Laws like PMLA (Prevention of Money Laundering) as now interpreted by the Supreme Court in the case of Vijay Madanlal Choudhary & Ors vs Union of India & Ors have no place in a free and fair democratic nation. Shifting of burden is clearly abused as we have seen in many cases including under the laws of NSA, UAPA, Public Safety Act, etc.
Rule of law would be worthless if the burden to prove innocence is shifted to citizens accused of many crimes, however serious the challenge must be. One of the lowest rates of conviction in India is on account of various factors including poor investigation by the police and poorer representation by the public prosecutor in courts, together with the inability of judges to dispense justice fairly and efficiently. Corruption adds to this. India needs to train the police at the lowest level to ensure the best investigation in a time-bound manner with respect to crimes.
It may also perhaps help if competent and independent public prosecutors are appointed who can be entrusted with overseeing the investigation as is being done in the US. That way, the police will be guided in the right direction that the law demands. However, under no circumstances can I ever dream of shifting the burden on the accused.
Q. Fr Stan Swamy died in judicial custody at the age of 84. He was booked under UAPA. So, he died under the presumption of guilt. Subsequent to his death, it has been revealed that incriminating materials were planted on his computer. As per the system, the trial of a deceased stops forthwith. Shouldn’t such cases be treated differently and the trial conducted to the point of clearing his name, if he is found to be innocent?
Dushyant Dave: Fr Stan Swamy’s death in judicial custody is a blot on India’s judiciary. Bail is a rule and jail is an exception, a principle that must be applied in all criminal cases except in the case of the most heinous and most dreaded accused.

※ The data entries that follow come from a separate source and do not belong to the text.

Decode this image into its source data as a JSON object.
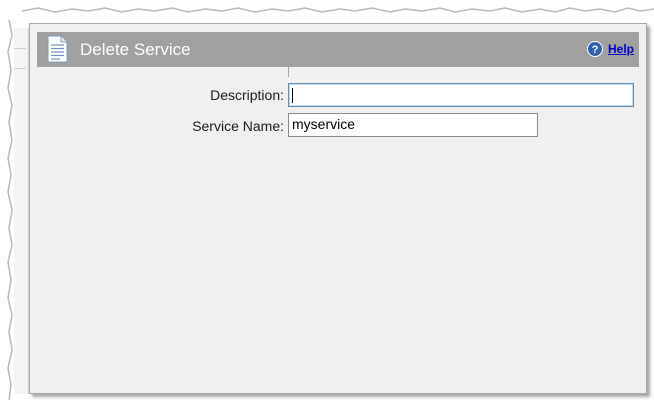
{
  "panel": {
    "title": "Delete Service",
    "help_label": "Help"
  },
  "form": {
    "description": {
      "label": "Description:",
      "value": ""
    },
    "service_name": {
      "label": "Service Name:",
      "value": "myservice"
    }
  },
  "icons": {
    "title_icon": "document-icon",
    "help_icon": "help-icon"
  },
  "colors": {
    "titlebar": "#a0a0a0",
    "panel_bg": "#f0f0f0",
    "help_link": "#0000cc",
    "focus_border": "#5b8fb5"
  }
}
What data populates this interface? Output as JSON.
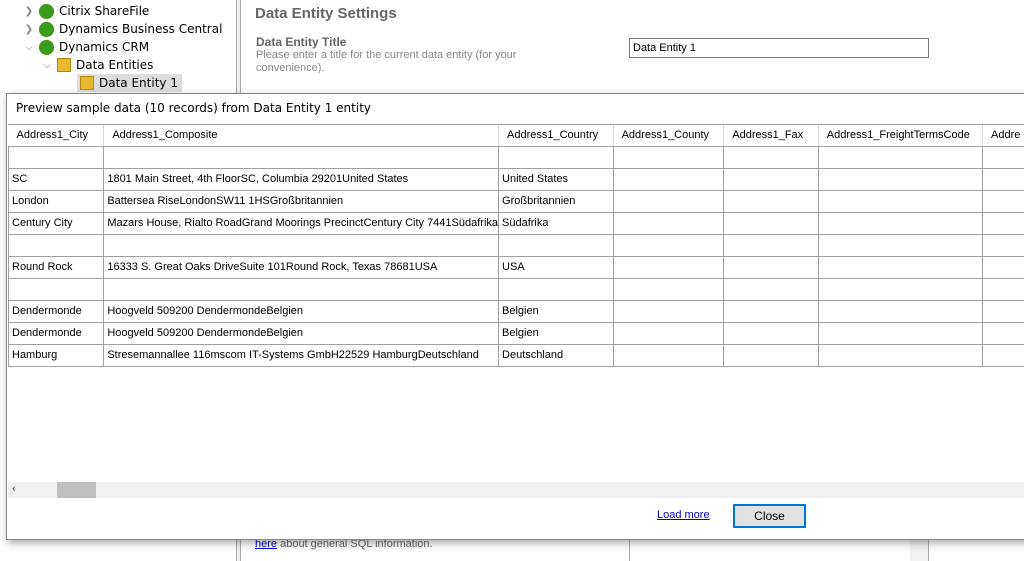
{
  "tree": {
    "items": [
      {
        "label": "Citrix ShareFile",
        "expanded": false,
        "icon": "plugin-icon"
      },
      {
        "label": "Dynamics Business Central",
        "expanded": false,
        "icon": "plugin-icon"
      },
      {
        "label": "Dynamics CRM",
        "expanded": true,
        "icon": "plugin-icon"
      },
      {
        "label": "Data Entities",
        "expanded": true,
        "icon": "folder-icon"
      },
      {
        "label": "Data Entity 1",
        "selected": true,
        "icon": "entity-icon"
      }
    ]
  },
  "settings": {
    "heading": "Data Entity Settings",
    "title_label": "Data Entity Title",
    "title_desc": "Please enter a title for the current data entity (for your convenience).",
    "title_value": "Data Entity 1",
    "bottom_link": "here",
    "bottom_text": " about general SQL information."
  },
  "dialog": {
    "title": "Preview sample data (10 records) from Data Entity 1 entity",
    "columns": [
      "Address1_City",
      "Address1_Composite",
      "Address1_Country",
      "Address1_County",
      "Address1_Fax",
      "Address1_FreightTermsCode",
      "Addre"
    ],
    "rows": [
      [
        "",
        "",
        "",
        "",
        "",
        "",
        ""
      ],
      [
        "SC",
        "1801 Main Street, 4th FloorSC, Columbia 29201United States",
        "United States",
        "",
        "",
        "",
        ""
      ],
      [
        "London",
        "Battersea RiseLondonSW11 1HSGroßbritannien",
        "Großbritannien",
        "",
        "",
        "",
        ""
      ],
      [
        "Century City",
        "Mazars House, Rialto RoadGrand Moorings PrecinctCentury City 7441Südafrika",
        "Südafrika",
        "",
        "",
        "",
        ""
      ],
      [
        "",
        "",
        "",
        "",
        "",
        "",
        ""
      ],
      [
        "Round Rock",
        "16333 S. Great Oaks DriveSuite 101Round Rock, Texas 78681USA",
        "USA",
        "",
        "",
        "",
        ""
      ],
      [
        "",
        "",
        "",
        "",
        "",
        "",
        ""
      ],
      [
        "Dendermonde",
        "Hoogveld 509200 DendermondeBelgien",
        "Belgien",
        "",
        "",
        "",
        ""
      ],
      [
        "Dendermonde",
        "Hoogveld 509200 DendermondeBelgien",
        "Belgien",
        "",
        "",
        "",
        ""
      ],
      [
        "Hamburg",
        "Stresemannallee 116mscom IT-Systems GmbH22529 HamburgDeutschland",
        "Deutschland",
        "",
        "",
        "",
        ""
      ]
    ],
    "scroll_left_arrow": "‹",
    "load_more": "Load more",
    "close": "Close"
  }
}
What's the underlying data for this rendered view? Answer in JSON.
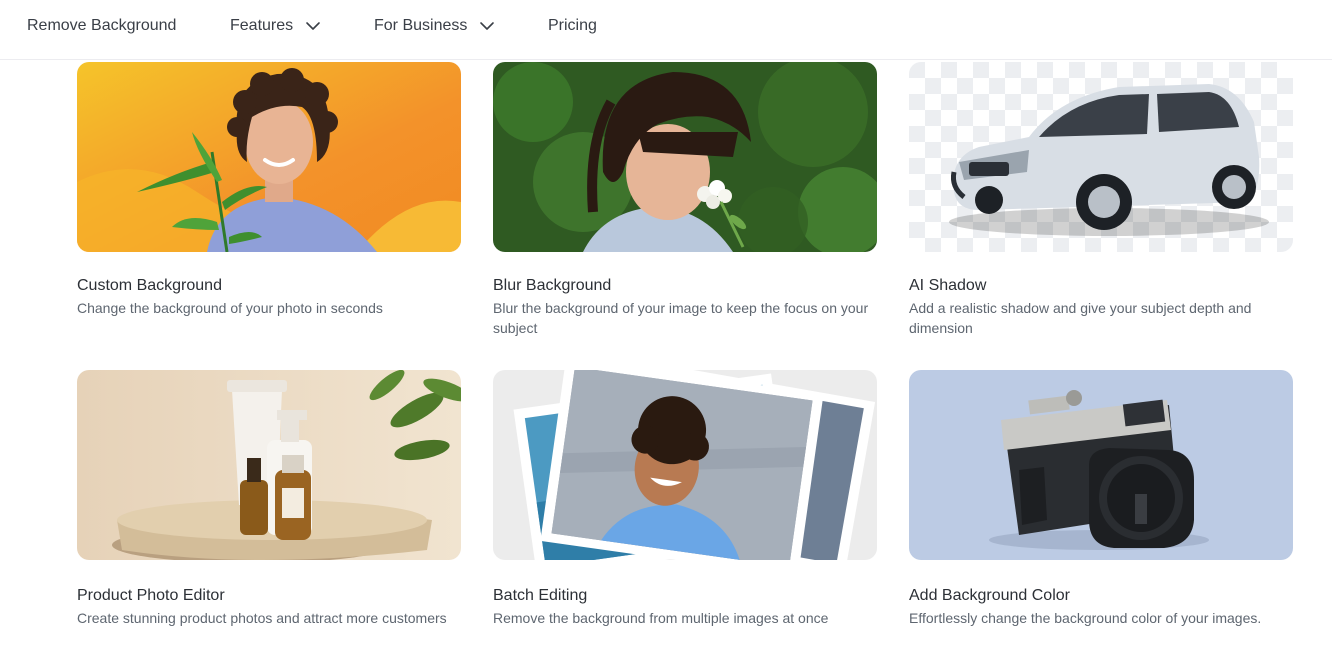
{
  "nav": {
    "items": [
      {
        "label": "Remove Background",
        "has_dropdown": false
      },
      {
        "label": "Features",
        "has_dropdown": true
      },
      {
        "label": "For Business",
        "has_dropdown": true
      },
      {
        "label": "Pricing",
        "has_dropdown": false
      }
    ],
    "dropdown_icon": "chevron-down-icon"
  },
  "cards": [
    {
      "title": "Custom Background",
      "description": "Change the background of your photo in seconds",
      "image": "man-with-plant-on-orange-background"
    },
    {
      "title": "Blur Background",
      "description": "Blur the background of your image to keep the focus on your subject",
      "image": "girl-smelling-flower-blurred-green"
    },
    {
      "title": "AI Shadow",
      "description": "Add a realistic shadow and give your subject depth and dimension",
      "image": "white-suv-on-transparent-checkerboard"
    },
    {
      "title": "Product Photo Editor",
      "description": "Create stunning product photos and attract more customers",
      "image": "cosmetic-bottles-on-stone-pedestal"
    },
    {
      "title": "Batch Editing",
      "description": "Remove the background from multiple images at once",
      "image": "stack-of-photos-smiling-man"
    },
    {
      "title": "Add Background Color",
      "description": "Effortlessly change the background color of your images.",
      "image": "camera-on-light-blue-background"
    }
  ],
  "colors": {
    "text_primary": "#2c3036",
    "text_secondary": "#5e6670",
    "nav_text": "#3a3f47"
  }
}
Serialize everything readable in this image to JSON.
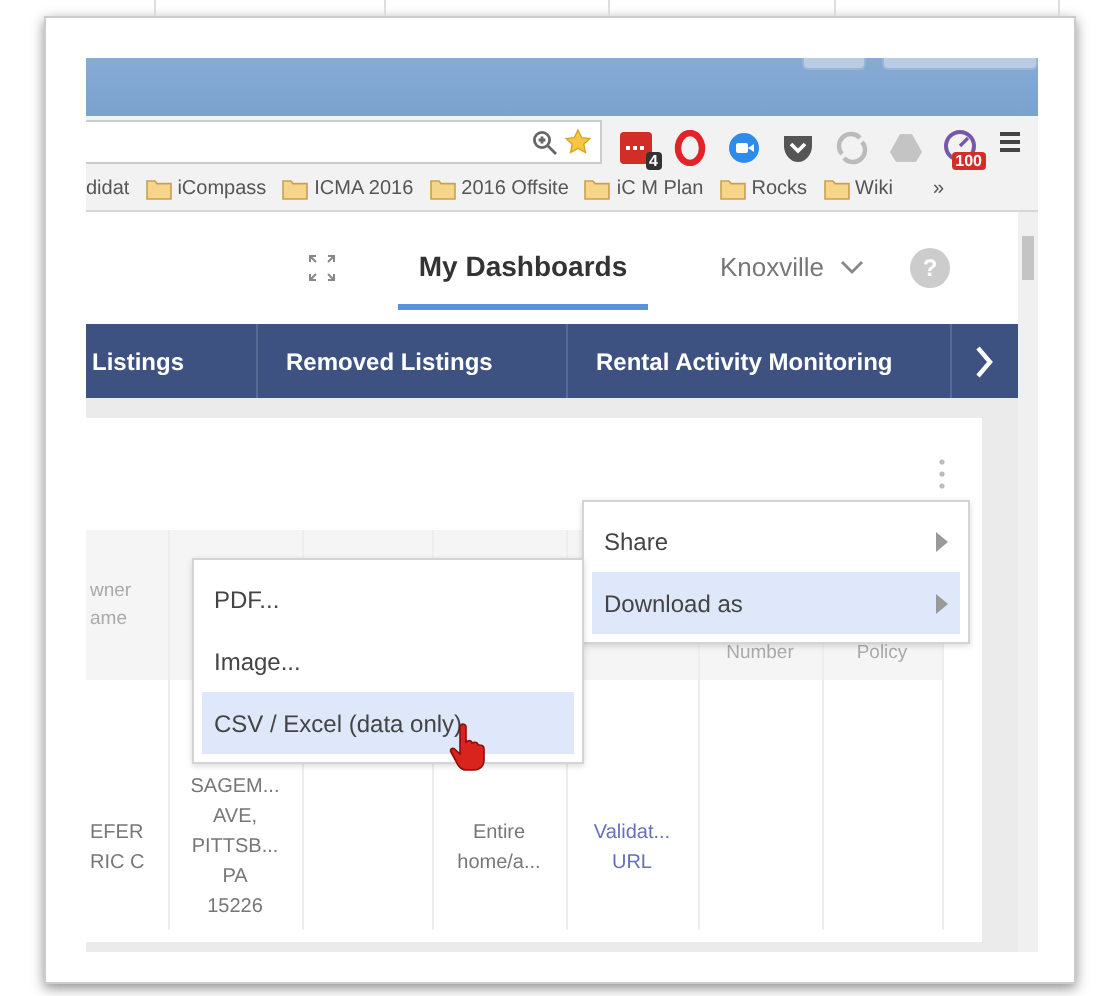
{
  "browser": {
    "extensions": [
      {
        "kind": "lastpass",
        "badge": "4"
      },
      {
        "kind": "opera"
      },
      {
        "kind": "camera"
      },
      {
        "kind": "pocket"
      },
      {
        "kind": "sync"
      },
      {
        "kind": "drive"
      },
      {
        "kind": "gauge",
        "badge": "100"
      }
    ],
    "bookmarks": [
      {
        "label": "didat",
        "folder": false
      },
      {
        "label": "iCompass",
        "folder": true
      },
      {
        "label": "ICMA 2016",
        "folder": true
      },
      {
        "label": "2016 Offsite",
        "folder": true
      },
      {
        "label": "iC M Plan",
        "folder": true
      },
      {
        "label": "Rocks",
        "folder": true
      },
      {
        "label": "Wiki",
        "folder": true
      }
    ],
    "bookmarks_more": "»"
  },
  "header": {
    "tabs": [
      {
        "label": "My Dashboards",
        "selected": true
      }
    ],
    "location": "Knoxville",
    "help": "?"
  },
  "nav": {
    "items": [
      {
        "label": "Listings"
      },
      {
        "label": "Removed Listings"
      },
      {
        "label": "Rental Activity Monitoring"
      }
    ]
  },
  "table": {
    "columns": [
      {
        "label": "wner\name"
      },
      null,
      null,
      null,
      null,
      {
        "label": "Number"
      },
      {
        "label": "Policy"
      }
    ],
    "rows": [
      [
        {
          "kind": "text",
          "text": "EFER\nRIC C"
        },
        {
          "kind": "text",
          "text": "SAGEM...\nAVE,\nPITTSB...\nPA\n15226"
        },
        {
          "kind": "empty"
        },
        {
          "kind": "text",
          "text": "Entire\nhome/a..."
        },
        {
          "kind": "link",
          "text": "Validat...\nURL"
        },
        {
          "kind": "empty"
        },
        {
          "kind": "empty"
        }
      ]
    ]
  },
  "menu": {
    "items": [
      {
        "label": "Share",
        "selected": false
      },
      {
        "label": "Download as",
        "selected": true
      }
    ]
  },
  "submenu": {
    "items": [
      {
        "label": "PDF...",
        "selected": false
      },
      {
        "label": "Image...",
        "selected": false
      },
      {
        "label": "CSV / Excel (data only)",
        "selected": true
      }
    ]
  }
}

The charge that if the accused is released he will interfere in the investigation and may influence the witness reflects poorly on our police investigators. That is hardly grounds to deny bail in a country where several hundred thousand undertrial prisoners remain incarcerated. In a given situation, a witness protection programme should be initiated and judges can take statements of the witnesses in cameras in the presence of only lawyers and judges of the state and the accused.
For every conceivable legal reason, Fr Stan Swamy deserved to be released on bail, and the trial court and the High Court successively committed great follies in denying bail to him. His was a case of a gross miscarriage of justice that was clearly avoidable, but the judiciary failed to live up to its expectations. His death perhaps is a grim reminder that in the future, judges must be more careful.
There are also cases like that of Aryan Khan who was falsely implicated in a narcotics related case and denied bail. A 21-year-old law intern in Indore was charged with no reason whatsoever, falsely implicated in a criminal offence that didn’t exist, and had to spend 54 days in jail thanks only to the judiciary and police, over-zealous workers of right-wing organisations, and local lawyers. Such incidents are aplenty in this country. Every one of those cases is a black spot on the rule of law, and reflects poorly on the judiciary. One only hopes that the judiciary will correct this miscarriage and that a day will come when they will not occur at all.